- In the Supreme Court, the Centre claims it has nothing to hide in the Pegasus case.
- Solicitor General believes that the matter should be brought up by a committee rather than being debated in open court.
- SG said that the matter is of national security interest, and that any revelation by the government on the subject could help terrorist organisations.
In the Supreme Court on Tuesday, the federal government reiterated that it had nothing to hide in the Pegasus snooping issue. On behalf of the Centre, Solicitor General Tushar Mehta stated that the subject involves national security as the court resumed the hearing on the petitions for a court-monitored investigation into the Pegasus issue.
“We have nothing to hide. These are the issues of national security,” Mehta explained.
“Every country purchases this software, and the petitioners want to know if the software has been used. Terrorists will be able to take prevention action if we reveal this information. We cannot hide anything from the court because these are national security issues,” he stressed.
The Solicitor General went on to say that the subject must be heard by a committee and that it cannot be discussed in public. He further stated that some web portals were using software to construct narratives.
He further stated that some web portals were using software to construct narratives. “We may reveal this to an expert committee that will act as an impartial body. Would you, as a constitutional court, expect such matters to be brought to the court’s attention and put up for public debate? The findings of the committee will be presented to the court. But, how can we sensationalise the issue.”
In response, a Supreme Court bench led by Chief Justice NV Ramana stated that no one intends to jeopardise national security.

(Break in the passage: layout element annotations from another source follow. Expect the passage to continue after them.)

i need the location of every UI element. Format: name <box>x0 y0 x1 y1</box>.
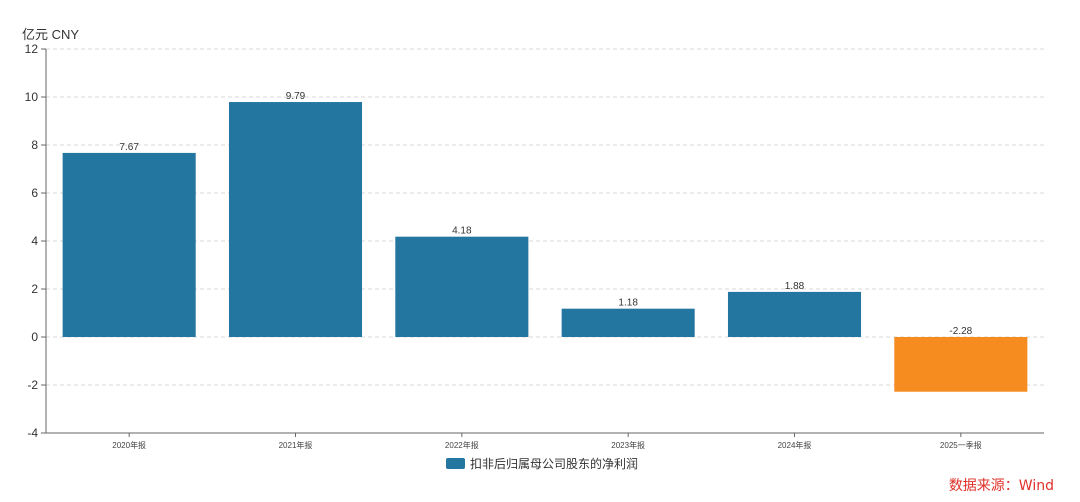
bar <box>894 337 1028 392</box>
y-tick-label: -2 <box>27 378 38 392</box>
data-label: 4.18 <box>452 226 472 237</box>
x-tick-label: 2023年报 <box>611 440 645 450</box>
data-label: 1.88 <box>785 281 805 292</box>
y-tick-label: 6 <box>31 186 38 200</box>
data-label: -2.28 <box>949 326 972 337</box>
data-label: 1.18 <box>618 298 638 309</box>
y-tick-label: -4 <box>27 426 38 440</box>
y-tick-label: 0 <box>31 330 38 344</box>
y-tick-label: 10 <box>25 90 39 104</box>
y-axis-unit-label: 亿元 CNY <box>22 27 80 42</box>
bar <box>561 308 695 337</box>
x-tick-label: 2025一季报 <box>940 440 982 450</box>
y-tick-label: 8 <box>31 138 38 152</box>
y-tick-label: 12 <box>25 42 39 56</box>
data-label: 7.67 <box>119 142 139 153</box>
data-label: 9.79 <box>286 91 306 102</box>
data-source-note: 数据来源：Wind <box>948 478 1054 494</box>
bar <box>727 291 862 337</box>
x-tick-label: 2022年报 <box>445 440 479 450</box>
bar <box>62 152 196 337</box>
y-tick-label: 4 <box>31 234 38 248</box>
bar <box>395 236 529 337</box>
x-tick-label: 2021年报 <box>279 440 313 450</box>
x-tick-label: 2020年报 <box>112 440 146 450</box>
legend-swatch <box>446 458 465 469</box>
x-tick-label: 2024年报 <box>778 440 812 450</box>
legend-label: 扣非后归属母公司股东的净利润 <box>470 457 639 471</box>
legend[interactable]: 扣非后归属母公司股东的净利润 <box>446 455 638 472</box>
bar <box>228 102 363 337</box>
y-tick-label: 2 <box>31 282 38 296</box>
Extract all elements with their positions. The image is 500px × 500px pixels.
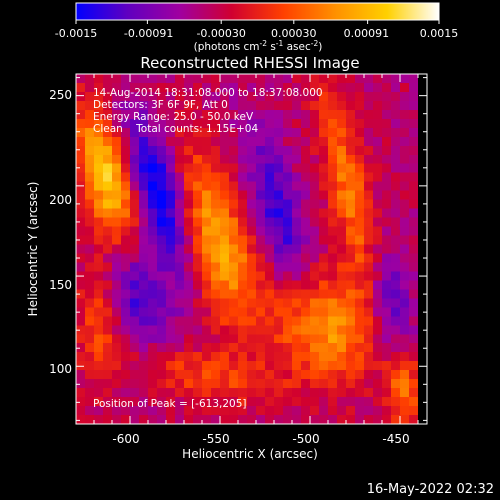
x-axis-label: Heliocentric X (arcsec) — [182, 447, 318, 461]
x-tick-label: -500 — [292, 432, 319, 446]
x-tick-label: -600 — [112, 432, 139, 446]
colorbar-tick-label: -0.0015 — [55, 27, 97, 40]
colorbar-gradient — [76, 3, 439, 20]
x-tick-label: -550 — [202, 432, 229, 446]
colorbar-tick-label: 0.0015 — [420, 27, 459, 40]
heatmap-image — [76, 74, 418, 424]
annotation-energy: Energy Range: 25.0 - 50.0 keV — [93, 111, 254, 123]
colorbar-tick-label: -0.00091 — [124, 27, 173, 40]
heatmap-raster — [76, 74, 418, 424]
y-tick-label: 100 — [49, 362, 72, 376]
y-tick-label: 200 — [49, 193, 72, 207]
colorbar-ticks — [75, 20, 440, 24]
y-axis-label: Heliocentric Y (arcsec) — [26, 182, 40, 317]
footer-timestamp: 16-May-2022 02:32 — [367, 482, 494, 497]
x-tick-label: -450 — [382, 432, 409, 446]
colorbar-units: (photons cm-2 s-1 asec-2) — [194, 39, 323, 53]
colorbar-tick-label: 0.00091 — [344, 27, 390, 40]
y-tick-label: 250 — [49, 88, 72, 102]
plot-frame — [75, 73, 428, 425]
colorbar-tick-label: 0.00030 — [271, 27, 317, 40]
chart-title: Reconstructed RHESSI Image — [140, 54, 359, 72]
annotation-peak: Position of Peak = [-613,205] — [93, 398, 247, 410]
y-tick-label: 150 — [49, 278, 72, 292]
annotation-detectors: Detectors: 3F 6F 9F, Att 0 — [93, 99, 228, 111]
annotation-time-range: 14-Aug-2014 18:31:08.000 to 18:37:08.000 — [93, 87, 323, 99]
colorbar: -0.0015 -0.00091 -0.00030 0.00030 0.0009… — [55, 2, 459, 53]
annotation-clean: Clean Total counts: 1.15E+04 — [93, 123, 258, 135]
colorbar-tick-label: -0.00030 — [196, 27, 245, 40]
colorbar-frame — [75, 2, 440, 21]
axis-ticks — [76, 74, 427, 424]
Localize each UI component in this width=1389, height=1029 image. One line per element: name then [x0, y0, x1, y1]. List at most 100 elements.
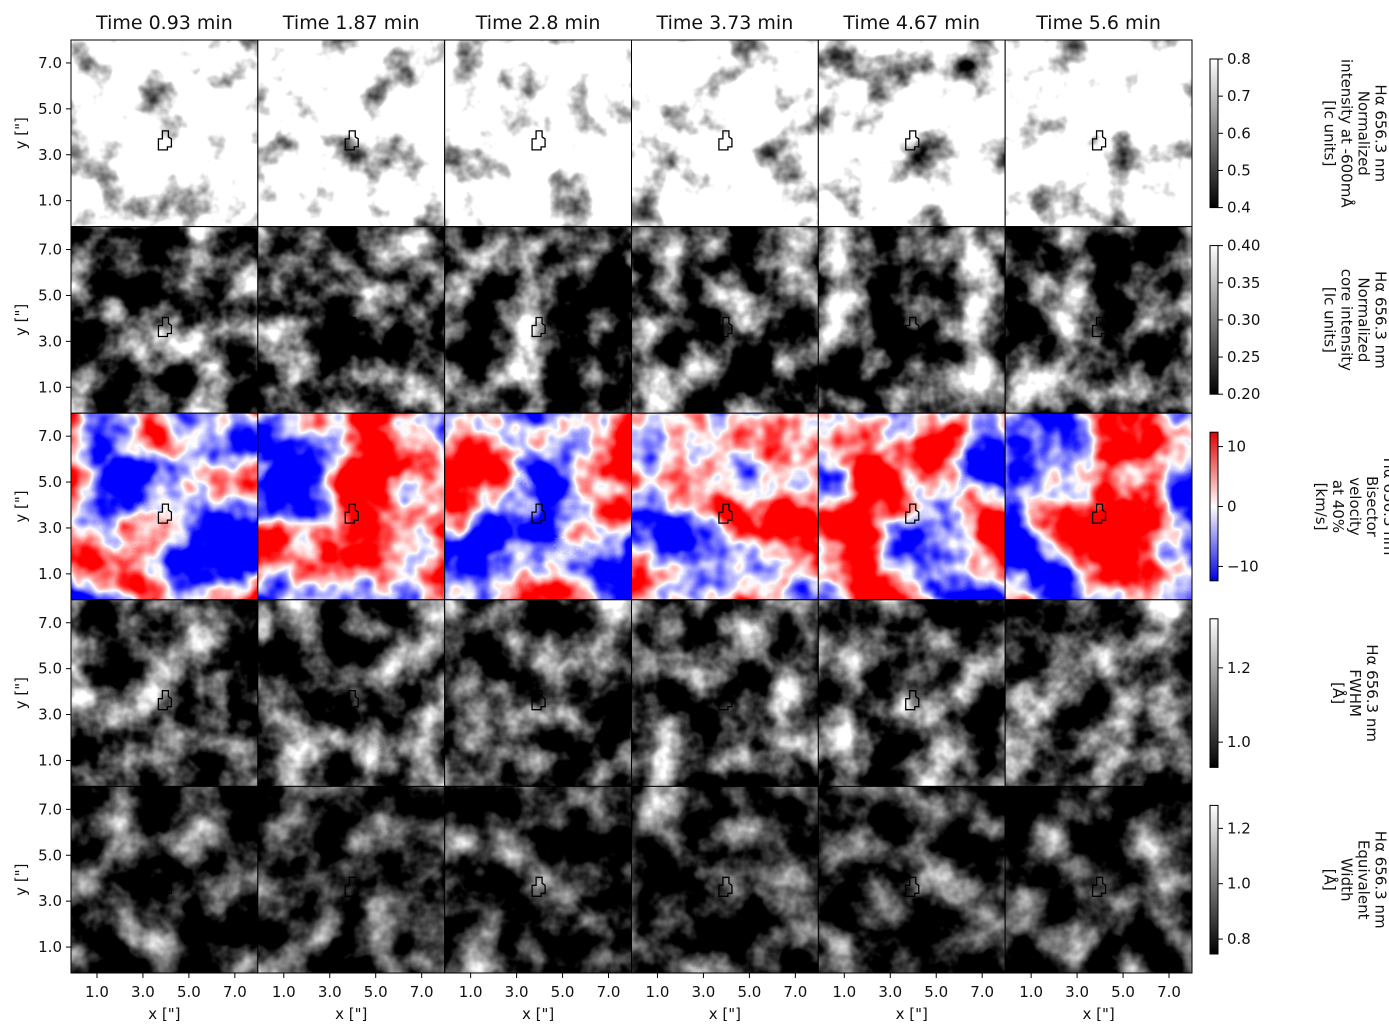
colorbar-tick-label: 0.40 — [1227, 237, 1260, 255]
y-tick-label: 3.0 — [38, 519, 62, 537]
colorbar-tick-label: 0 — [1227, 498, 1237, 516]
image-panel — [258, 600, 445, 787]
x-tick-label: 7.0 — [223, 983, 247, 1001]
image-panel — [445, 413, 632, 600]
colorbar — [1210, 432, 1218, 581]
colorbar — [1210, 59, 1218, 208]
image-panel — [1005, 40, 1192, 227]
column-title: Time 5.6 min — [1035, 12, 1161, 34]
column-title: Time 0.93 min — [95, 12, 233, 34]
x-tick-label: 5.0 — [737, 983, 761, 1001]
x-tick-label: 5.0 — [924, 983, 948, 1001]
image-panel — [632, 40, 819, 227]
x-tick-label: 3.0 — [505, 983, 529, 1001]
colorbar-label-line: velocity — [1346, 477, 1364, 536]
image-panel — [1005, 227, 1192, 414]
y-axis-label: y ["] — [12, 490, 30, 522]
column-title: Time 3.73 min — [656, 12, 794, 34]
x-tick-label: 1.0 — [832, 983, 856, 1001]
y-tick-label: 1.0 — [38, 938, 62, 956]
x-tick-label: 3.0 — [131, 983, 155, 1001]
image-panel — [632, 413, 819, 600]
image-panel — [71, 413, 258, 600]
x-tick-label: 5.0 — [177, 983, 201, 1001]
column-title: Time 1.87 min — [282, 12, 420, 34]
x-tick-label: 3.0 — [878, 983, 902, 1001]
y-axis-label: y ["] — [12, 677, 30, 709]
colorbar — [1210, 246, 1218, 395]
image-panel — [1005, 786, 1192, 973]
x-tick-label: 7.0 — [410, 983, 434, 1001]
image-panel — [71, 786, 258, 973]
y-tick-label: 7.0 — [38, 614, 62, 632]
image-panel — [818, 413, 1005, 600]
x-tick-label: 1.0 — [85, 983, 109, 1001]
image-panel — [1005, 600, 1192, 787]
y-tick-label: 5.0 — [38, 846, 62, 864]
colorbar-tick-label: 0.7 — [1227, 87, 1251, 105]
image-panel — [818, 40, 1005, 227]
y-tick-label: 3.0 — [38, 332, 62, 350]
colorbar-label-line: Width — [1338, 858, 1356, 902]
colorbar-tick-label: 0.8 — [1227, 50, 1251, 68]
y-axis-label: y ["] — [12, 117, 30, 149]
colorbar-label-line: Bisector — [1363, 476, 1381, 538]
colorbar-label-line: [km/s] — [1312, 483, 1330, 531]
image-panel — [445, 40, 632, 227]
colorbar-label-line: Normalized — [1355, 277, 1373, 362]
y-tick-label: 5.0 — [38, 100, 62, 118]
image-panel — [818, 786, 1005, 973]
image-panel — [445, 227, 632, 414]
image-panel — [71, 227, 258, 414]
x-tick-label: 7.0 — [597, 983, 621, 1001]
y-tick-label: 3.0 — [38, 706, 62, 724]
image-panel — [818, 227, 1005, 414]
colorbar-label-line: [Ic units] — [1321, 287, 1339, 353]
colorbar-tick-label: 0.30 — [1227, 311, 1260, 329]
colorbar-tick-label: 1.2 — [1227, 819, 1251, 837]
x-tick-label: 5.0 — [551, 983, 575, 1001]
colorbar-label-line: Hα 656.3 nm — [1372, 271, 1389, 369]
colorbar-label-line: Equivalent — [1355, 840, 1373, 920]
image-panel — [258, 413, 445, 600]
y-tick-label: 5.0 — [38, 473, 62, 491]
y-axis-label: y ["] — [12, 864, 30, 896]
colorbar-tick-label: 1.0 — [1227, 733, 1251, 751]
y-tick-label: 5.0 — [38, 660, 62, 678]
colorbar-label: Hα 656.3 nmEquivalentWidth[Å] — [1321, 831, 1389, 929]
image-panel — [818, 600, 1005, 787]
colorbar-tick-label: 0.35 — [1227, 274, 1260, 292]
colorbar-label: Hα 656.3 nmBisectorvelocityat 40%[km/s] — [1312, 458, 1389, 556]
x-axis-label: x ["] — [522, 1005, 554, 1023]
x-tick-label: 1.0 — [459, 983, 483, 1001]
x-tick-label: 7.0 — [783, 983, 807, 1001]
x-axis-label: x ["] — [709, 1005, 741, 1023]
image-panel — [445, 600, 632, 787]
colorbar-label-line: at 40% — [1329, 480, 1347, 533]
y-tick-label: 1.0 — [38, 378, 62, 396]
colorbar-label-line: [Å] — [1321, 869, 1340, 891]
x-axis-label: x ["] — [1082, 1005, 1114, 1023]
image-panel — [632, 600, 819, 787]
colorbar-label-line: Normalized — [1355, 91, 1373, 176]
y-tick-label: 1.0 — [38, 751, 62, 769]
x-axis-label: x ["] — [335, 1005, 367, 1023]
y-tick-label: 7.0 — [38, 241, 62, 259]
colorbar-tick-label: 0.20 — [1227, 385, 1260, 403]
x-tick-label: 3.0 — [1065, 983, 1089, 1001]
image-panel — [632, 227, 819, 414]
x-tick-label: 5.0 — [1111, 983, 1135, 1001]
colorbar-tick-label: 1.2 — [1227, 659, 1251, 677]
image-panel — [1005, 413, 1192, 600]
colorbar-tick-label: 0.4 — [1227, 199, 1251, 217]
colorbar-label-line: Hα 656.3 nm — [1372, 831, 1389, 929]
colorbar-label-line: intensity at -600mÅ — [1338, 59, 1357, 208]
x-axis-label: x ["] — [896, 1005, 928, 1023]
y-axis-label: y ["] — [12, 304, 30, 336]
colorbar — [1210, 805, 1218, 954]
x-tick-label: 7.0 — [1157, 983, 1181, 1001]
image-panel — [445, 786, 632, 973]
y-tick-label: 7.0 — [38, 427, 62, 445]
colorbar-label-line: Hα 656.3 nm — [1372, 84, 1389, 182]
colorbar-tick-label: 0.5 — [1227, 161, 1251, 179]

“Neither we, as a court, nor you, as the SG, nor all lawyers, as officers of the court, would want to jeopardise the nation’s security. We’re not going to say anything for the sake of national security. Some prominent people have claimed that snooping on phones is possible; nevertheless, this can only be done with the authorization of the relevant government. What’s the problem if the authority files an affidavit before us?” the court questioned.
“We’re all in our own right responsible citizens,” the SG said. “The government has no problems in saying that in front of an expert panel. If we say we’re not using Pegasus and a terror organisation uses technology to connect with sleeper cells, they’ll adjust apparatus in such a manner that it’s not Pegasus compatible.”
In response to the batch of PILs seeking a court-monitored investigation into the alleged use of Pegasus, the Supreme Court issued a notice to the Centre. The court has given the Centre ten days to respond in full detail.